Un silencio sepulcral se expandió en el área.
Treinta minutos después, apareció en la puerta. Vi miedo en sus ojos a pesar que abogó por disimular al máximo. No entendía dónde se había metido.
Ismael daba vueltas en círculo. Le hizo señas para que se acercara.
Aquellos, se negaban a desaparecer.
La gente laborando en el primer piso no se percató de nada. Luz maría, servía tintos al personal de la entidad. Dejó la cafetera y regresó a sus labores. El reloj marcaba las 11 a.m. La hojarasca se mostraba inquieta y ella, jugaba con la escoba. Alzó la vista y divisó que alguien le hizo señas desde la parte alta de la ventana, para que acercara la escalera que reposaba en la pared. Obedeció sin preguntar.

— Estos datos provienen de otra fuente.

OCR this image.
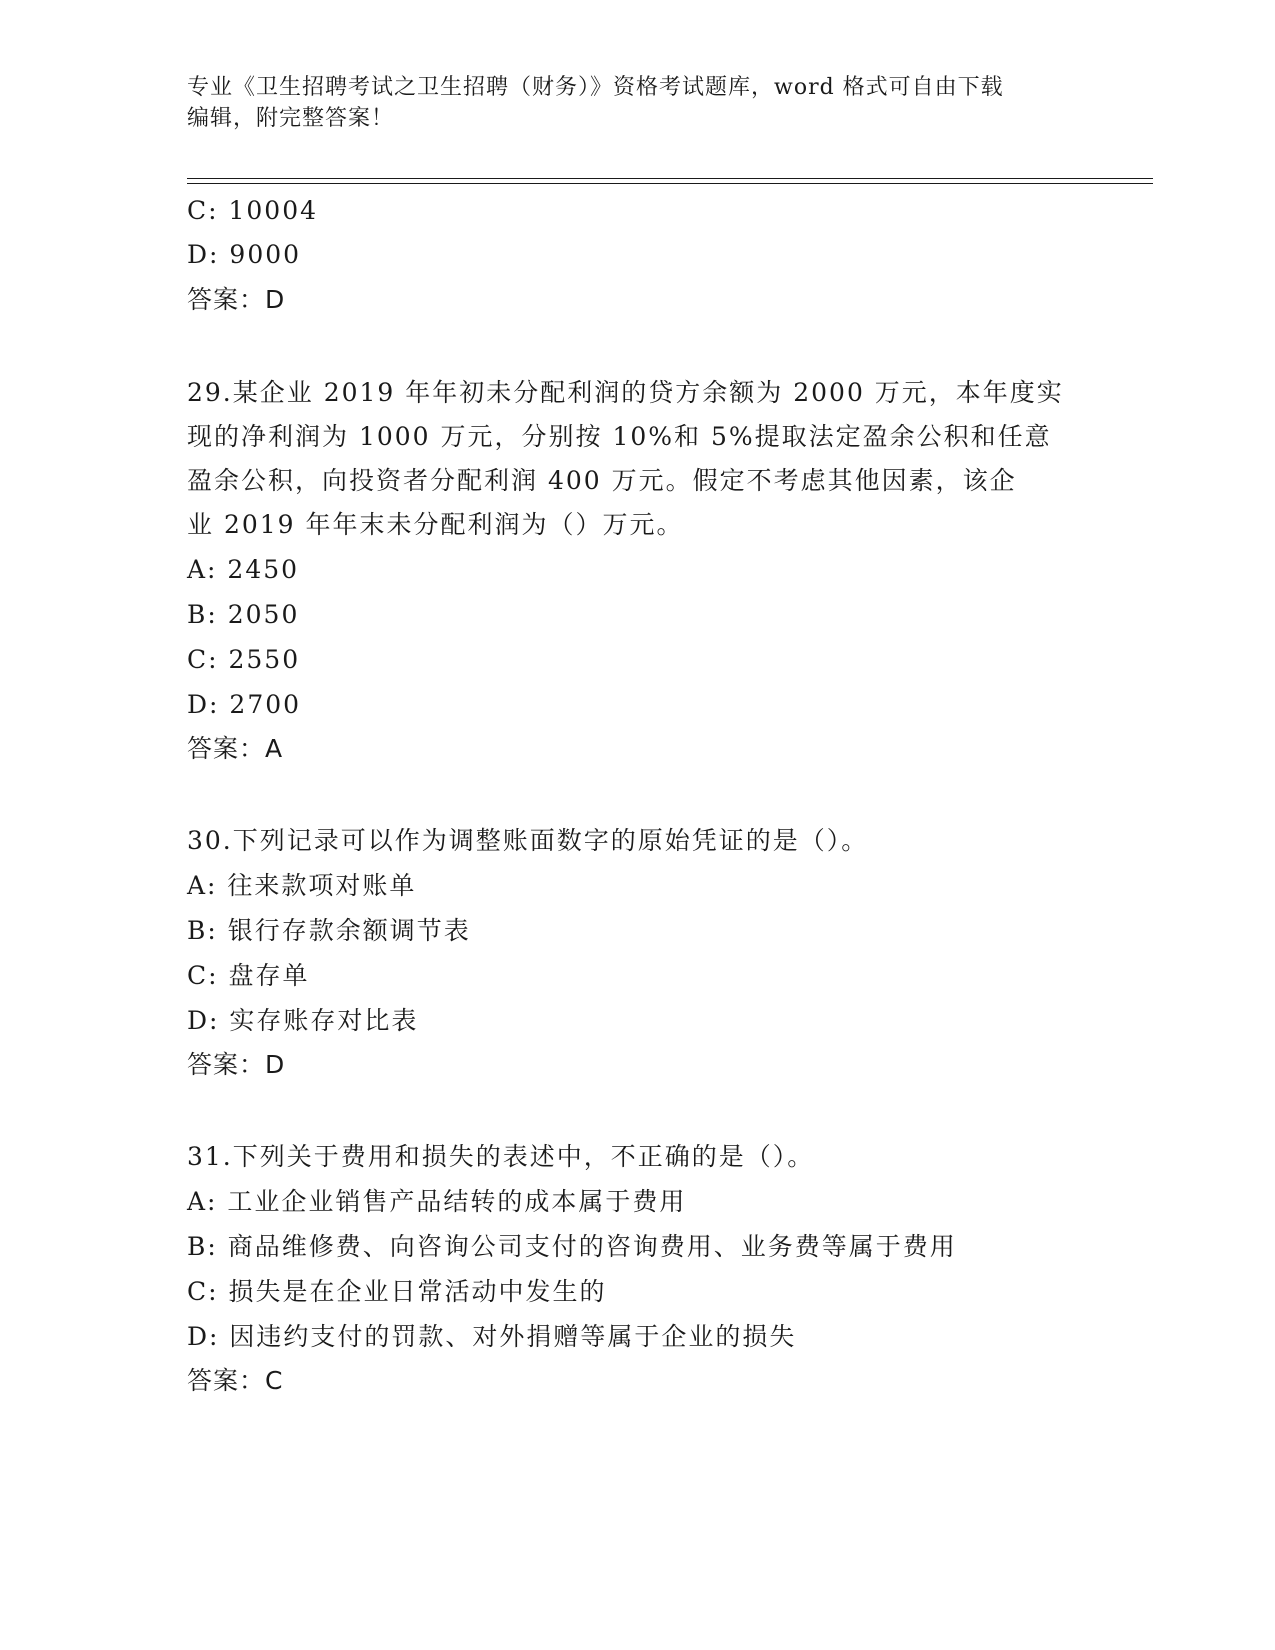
专业《卫生招聘考试之卫生招聘（财务）》资格考试题库，word 格式可自由下载
编辑，附完整答案！
C: 10004
D: 9000
答案：D
29.某企业 2019 年年初未分配利润的贷方余额为 2000 万元，本年度实
现的净利润为 1000 万元，分别按 10%和 5%提取法定盈余公积和任意
盈余公积，向投资者分配利润 400 万元。假定不考虑其他因素，该企
业 2019 年年末未分配利润为（）万元。
A: 2450
B: 2050
C: 2550
D: 2700
答案：A
30.下列记录可以作为调整账面数字的原始凭证的是（）。
A: 往来款项对账单
B: 银行存款余额调节表
C: 盘存单
D: 实存账存对比表
答案：D
31.下列关于费用和损失的表述中，不正确的是（）。
A: 工业企业销售产品结转的成本属于费用
B: 商品维修费、向咨询公司支付的咨询费用、业务费等属于费用
C: 损失是在企业日常活动中发生的
D: 因违约支付的罚款、对外捐赠等属于企业的损失
答案：C
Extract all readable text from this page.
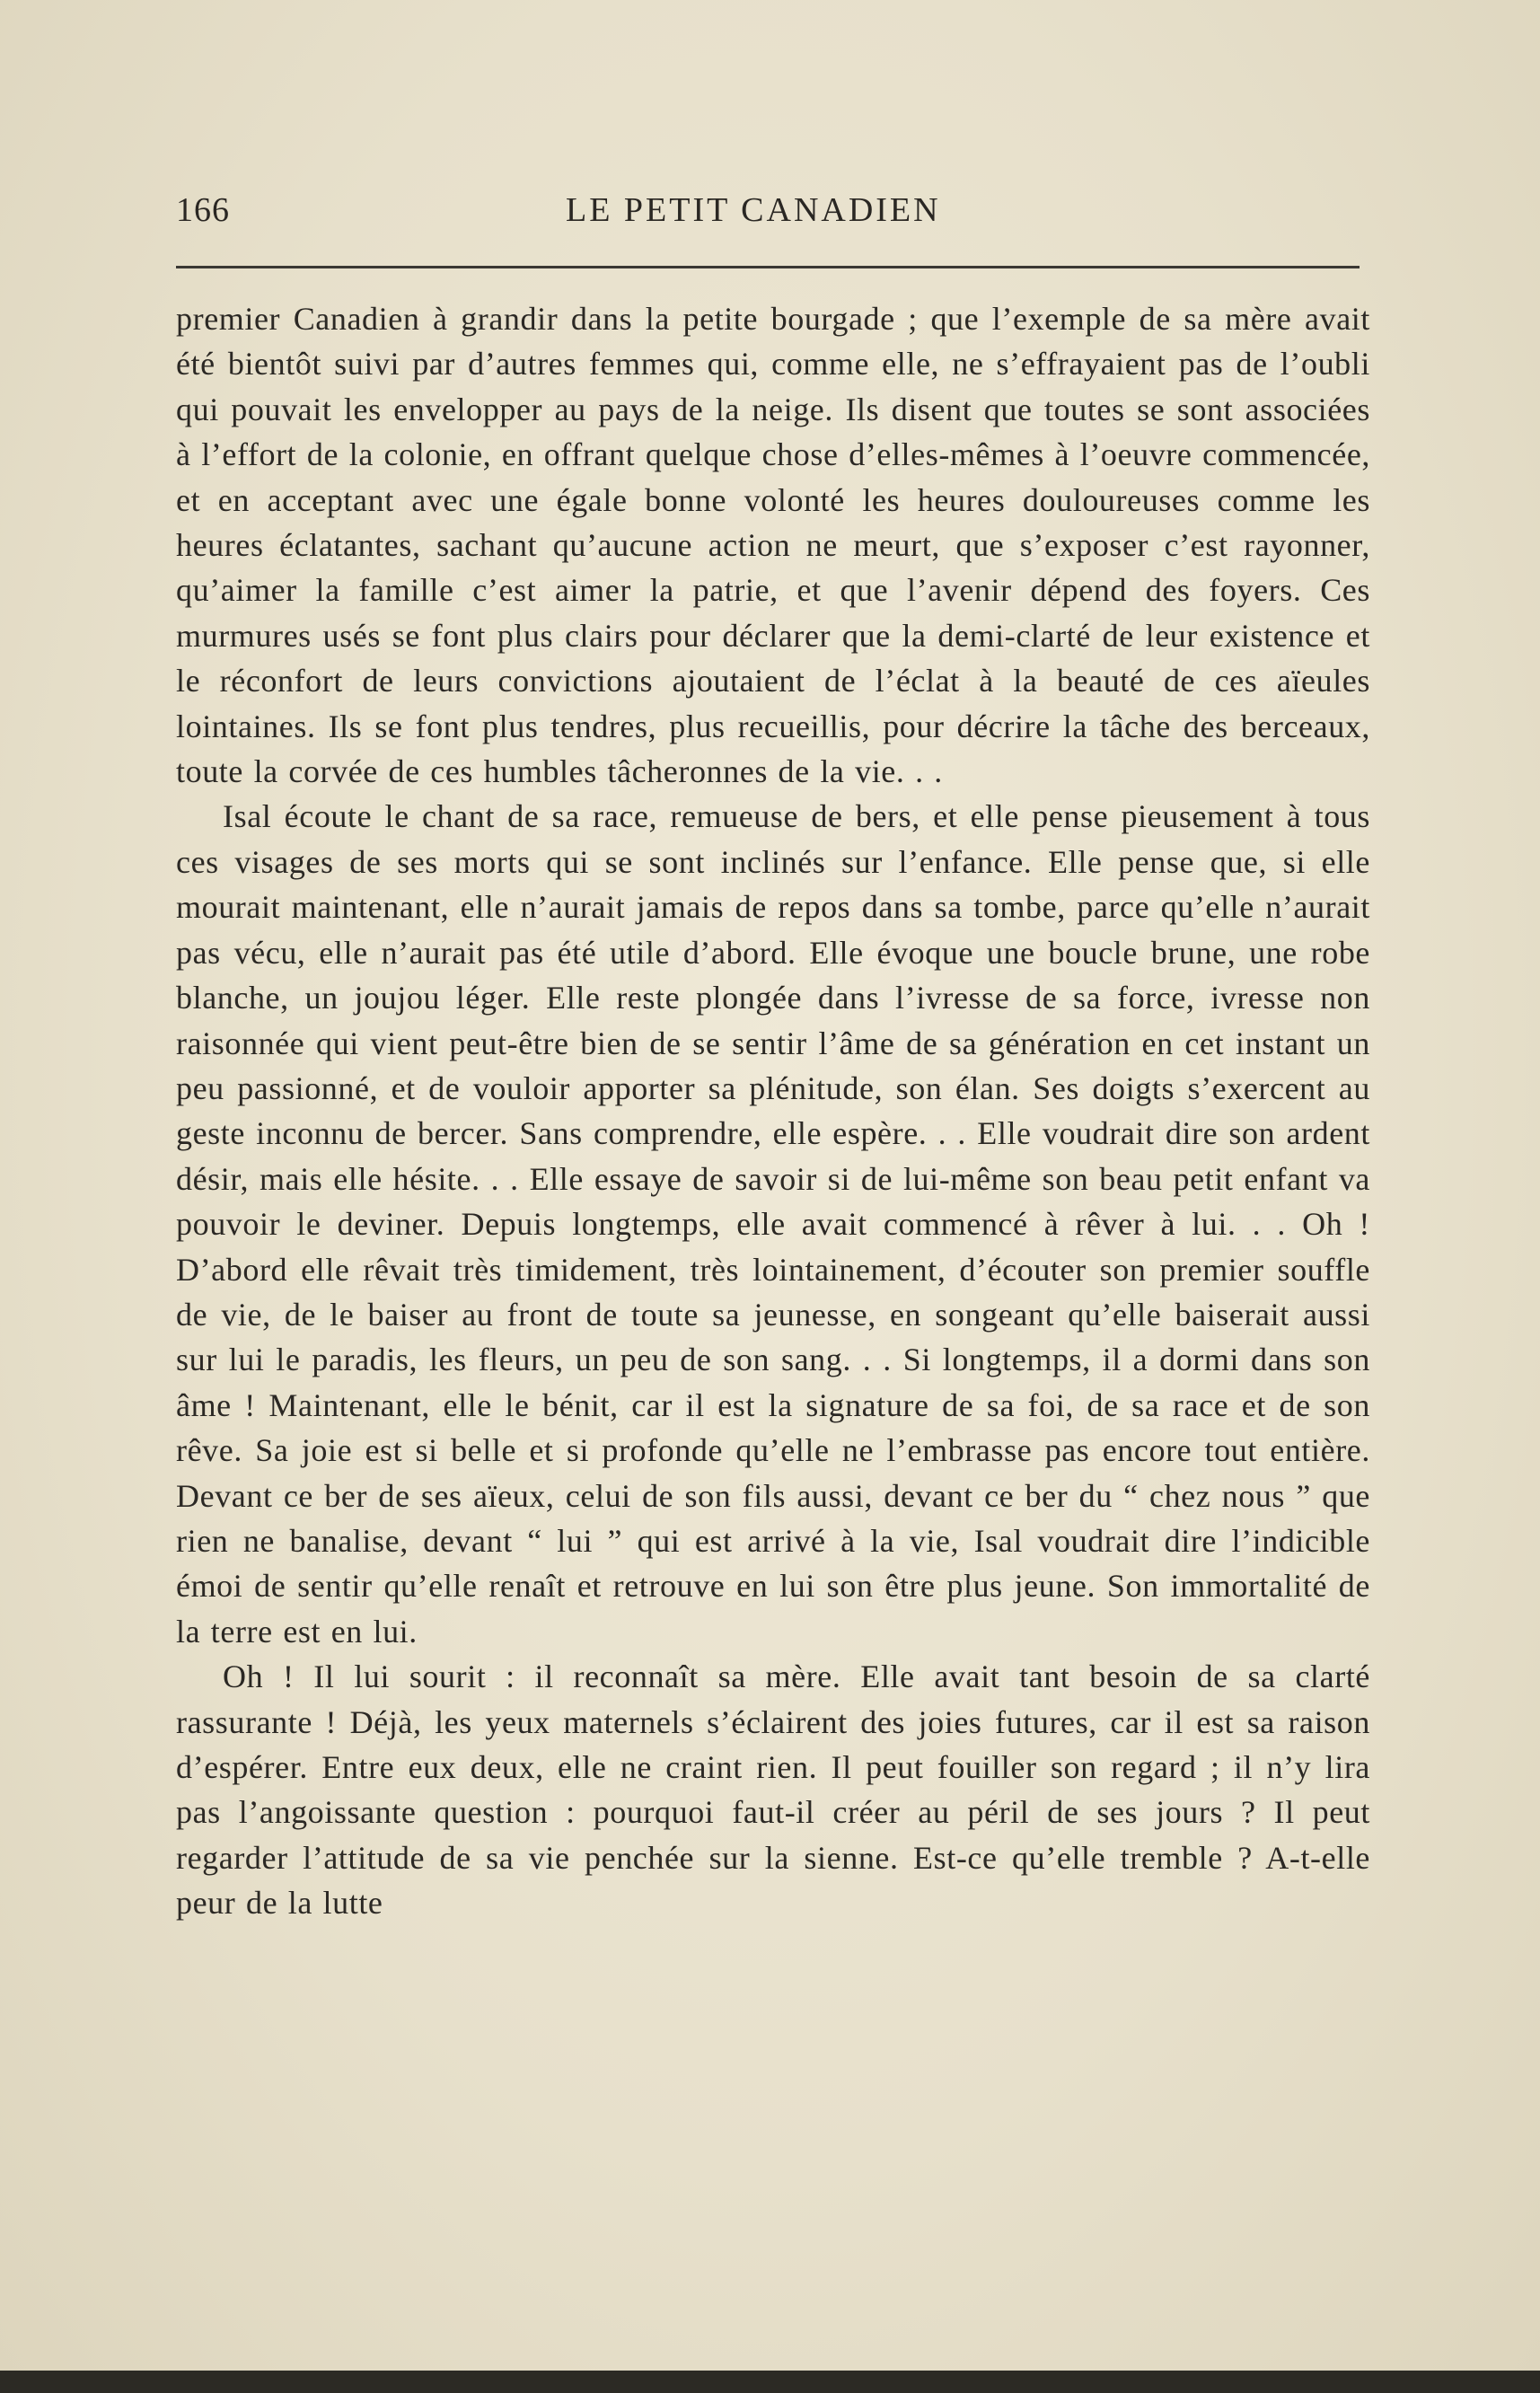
166	LE PETIT CANADIEN

premier Canadien à grandir dans la petite bourgade ; que l’exemple de sa mère avait été bientôt suivi par d’autres femmes qui, comme elle, ne s’effrayaient pas de l’oubli qui pouvait les envelopper au pays de la neige. Ils disent que toutes se sont associées à l’effort de la colonie, en offrant quelque chose d’elles-mêmes à l’oeuvre commencée, et en acceptant avec une égale bonne volonté les heures douloureuses comme les heures éclatantes, sachant qu’aucune action ne meurt, que s’exposer c’est rayonner, qu’aimer la famille c’est aimer la patrie, et que l’avenir dépend des foyers. Ces murmures usés se font plus clairs pour déclarer que la demi-clarté de leur existence et le réconfort de leurs convictions ajoutaient de l’éclat à la beauté de ces aïeules lointaines. Ils se font plus tendres, plus recueillis, pour décrire la tâche des berceaux, toute la corvée de ces humbles tâcheronnes de la vie. . .

Isal écoute le chant de sa race, remueuse de bers, et elle pense pieusement à tous ces visages de ses morts qui se sont inclinés sur l’enfance. Elle pense que, si elle mourait maintenant, elle n’aurait jamais de repos dans sa tombe, parce qu’elle n’aurait pas vécu, elle n’aurait pas été utile d’abord. Elle évoque une boucle brune, une robe blanche, un joujou léger. Elle reste plongée dans l’ivresse de sa force, ivresse non raisonnée qui vient peut-être bien de se sentir l’âme de sa génération en cet instant un peu passionné, et de vouloir apporter sa plénitude, son élan. Ses doigts s’exercent au geste inconnu de bercer. Sans comprendre, elle espère. . . Elle voudrait dire son ardent désir, mais elle hésite. . . Elle essaye de savoir si de lui-même son beau petit enfant va pouvoir le deviner. Depuis longtemps, elle avait commencé à rêver à lui. . . Oh ! D’abord elle rêvait très timidement, très lointainement, d’écouter son premier souffle de vie, de le baiser au front de toute sa jeunesse, en songeant qu’elle baiserait aussi sur lui le paradis, les fleurs, un peu de son sang. . . Si longtemps, il a dormi dans son âme ! Maintenant, elle le bénit, car il est la signature de sa foi, de sa race et de son rêve. Sa joie est si belle et si profonde qu’elle ne l’embrasse pas encore tout entière. Devant ce ber de ses aïeux, celui de son fils aussi, devant ce ber du “ chez nous ” que rien ne banalise, devant “ lui ” qui est arrivé à la vie, Isal voudrait dire l’indicible émoi de sentir qu’elle renaît et retrouve en lui son être plus jeune. Son immortalité de la terre est en lui.

Oh ! Il lui sourit : il reconnaît sa mère. Elle avait tant besoin de sa clarté rassurante ! Déjà, les yeux maternels s’éclairent des joies futures, car il est sa raison d’espérer. Entre eux deux, elle ne craint rien. Il peut fouiller son regard ; il n’y lira pas l’angoissante question : pourquoi faut-il créer au péril de ses jours ? Il peut regarder l’attitude de sa vie penchée sur la sienne. Est-ce qu’elle tremble ? A-t-elle peur de la lutte
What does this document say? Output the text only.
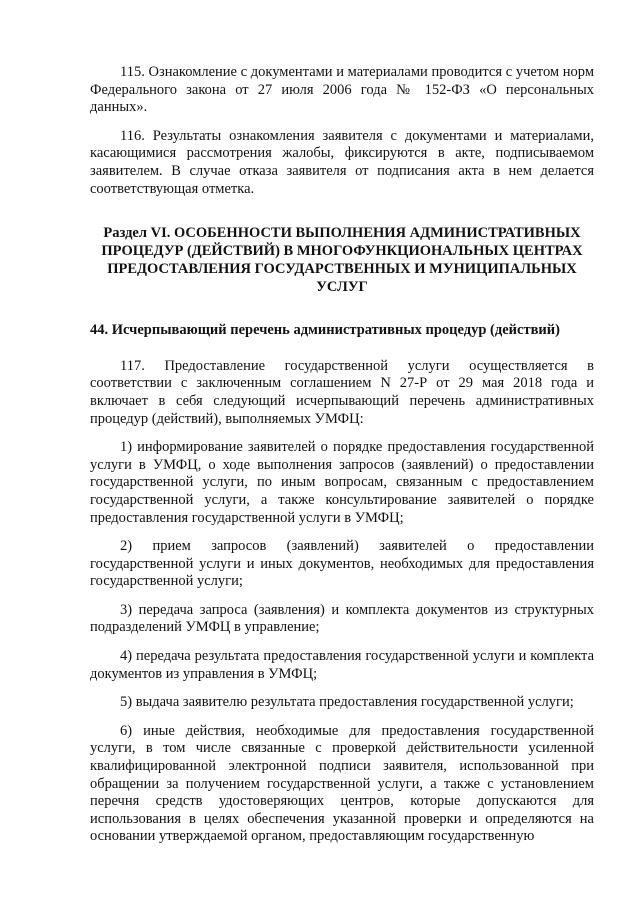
115. Ознакомление с документами и материалами проводится с учетом норм Федерального закона от 27 июля 2006 года № 152-ФЗ «О персональных данных».

116. Результаты ознакомления заявителя с документами и материалами, касающимися рассмотрения жалобы, фиксируются в акте, подписываемом заявителем. В случае отказа заявителя от подписания акта в нем делается соответствующая отметка.

Раздел VI. ОСОБЕННОСТИ ВЫПОЛНЕНИЯ АДМИНИСТРАТИВНЫХ ПРОЦЕДУР (ДЕЙСТВИЙ) В МНОГОФУНКЦИОНАЛЬНЫХ ЦЕНТРАХ ПРЕДОСТАВЛЕНИЯ ГОСУДАРСТВЕННЫХ И МУНИЦИПАЛЬНЫХ УСЛУГ
44. Исчерпывающий перечень административных процедур (действий)

117. Предоставление государственной услуги осуществляется в соответствии с заключенным соглашением N 27-Р от 29 мая 2018 года и включает в себя следующий исчерпывающий перечень административных процедур (действий), выполняемых УМФЦ:

1) информирование заявителей о порядке предоставления государственной услуги в УМФЦ, о ходе выполнения запросов (заявлений) о предоставлении государственной услуги, по иным вопросам, связанным с предоставлением государственной услуги, а также консультирование заявителей о порядке предоставления государственной услуги в УМФЦ;

2) прием запросов (заявлений) заявителей о предоставлении государственной услуги и иных документов, необходимых для предоставления государственной услуги;

3) передача запроса (заявления) и комплекта документов из структурных подразделений УМФЦ в управление;

4) передача результата предоставления государственной услуги и комплекта документов из управления в УМФЦ;

5) выдача заявителю результата предоставления государственной услуги;

6) иные действия, необходимые для предоставления государственной услуги, в том числе связанные с проверкой действительности усиленной квалифицированной электронной подписи заявителя, использованной при обращении за получением государственной услуги, а также с установлением перечня средств удостоверяющих центров, которые допускаются для использования в целях обеспечения указанной проверки и определяются на основании утверждаемой органом, предоставляющим государственную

Un hombre de más de sesenta años, bajó por los peldaños de madera con la agilidad de un adolescente. Devoró a pasos agigantados el césped que lo separaba de la pared del vecino. Se adhirió a la misma con la agilidad de un felino, y en un abrir y cerrar de ojos, saltó la tapia de tres metros de altura.
» Bruja, fea y vieja» Le escuché decir un día, refiriéndose a doña Magda la vecina. Ni bruja, ni vieja. Es una mujer de mediana edad, alegre y muy efusiva. Vive en un sector privilegiado de la ciudad de Bogotá. Su esposo, igual de jovial.
En ésa zona, dan plena confiabilidad a las cámaras de seguridad.
El teléfono repicó en la oficina de don Jorge. Descolgó el auricular y escuchó agitada la voz de su mujer: Jorgito, el vecino está en el jardín de mi casa. ¿Qué hago? ¿Llamo a la policía? Don Jorge, respondió con afabilidad: ¡Mija! Sea lo que sea, no olvide que en éste país, la justicia es para los de ruana. Magdita, ayude al vecino.
El primero en salir a almorzar fue el Doctor Cadena. Lleva años trabajando aquí. Los hombres se lanzan sobre él, solicitando identificación. Hablan cosas que no puedo escuchar, y en últimas, lo dejan ir.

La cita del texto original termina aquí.